Man walks into Kentish Town police station and asks to be arrested for thinking 9/11 attacks were a ‘lie'

Thursday, 9th October 2014

911-web

A PLAYWRIGHT handed himself in to the police on Friday after the Prime Minister suggested in his United Nations speech that people “peddling lies” about 9/11 were to blame for young Muslims leaving this country to fight for the Islamic State.

Peter Neathey said he was “deeply shocked and disturbed” by David Cameron's speech before marching into Kentish Town Police Station in Holmes Road with a DVD about the mysterious “Building 7 collapse” and a hand-written statement.

Mr Neathey, who has lived in Kentish Town for 35 years, had recently put on a play about the  World Trade Centre attacks at the Etcetera Theatre in Camden Town. Former MI5 spy David Shayler was among the performers.

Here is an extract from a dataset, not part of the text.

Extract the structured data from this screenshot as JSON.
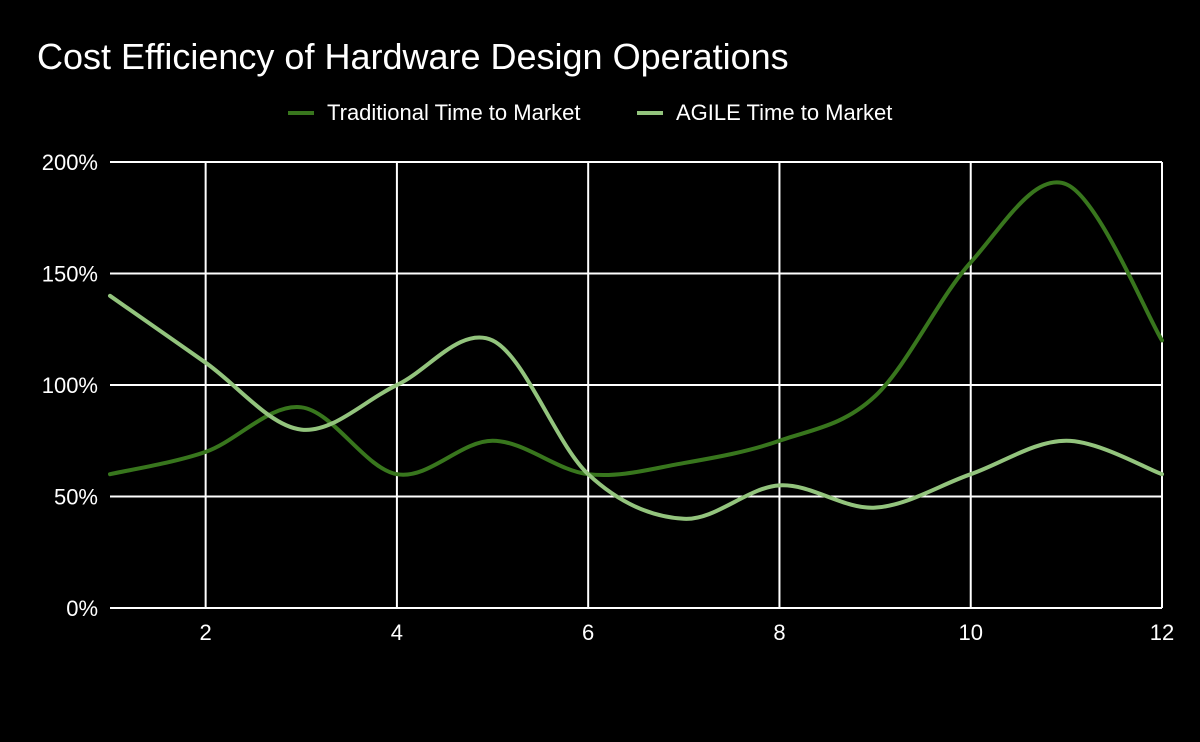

Mr Neathey said: “Hundreds of people from the local community have so far come to see my play. It has been universally well received as a catalyst for intelligent thought, discussion and debate. No one has expressed concern that it might be a recruiting tool for violent extremism.”

He added: “After extensive research, I became convinced that the official 9/11 narrative was in fact the 'lie'.”

After a 20 minute discussion, police said they would not arrest Mr Neathey as he had not committed a crime. 

In his speech to the UN in September, Mr Cameron said: “As evidence emerges about the backgrounds of those convicted of terrorist offences it is clear that many of them were initially influenced by preachers who claimed not to encourage violence, but whose world-view can be used as a justification for it: the peddling of lies: that 9/11 was a Jewish plot and the 7/7 London attacks were staged; the idea that Muslims are persecuted all over the world as a deliberate act of Western policy; the concept of an inevitable clash of civilisations.”

Seven Seconds explores the concept of “Cognitive Dissonance” or the mental stress in people unable to reconcile contradictory beliefs.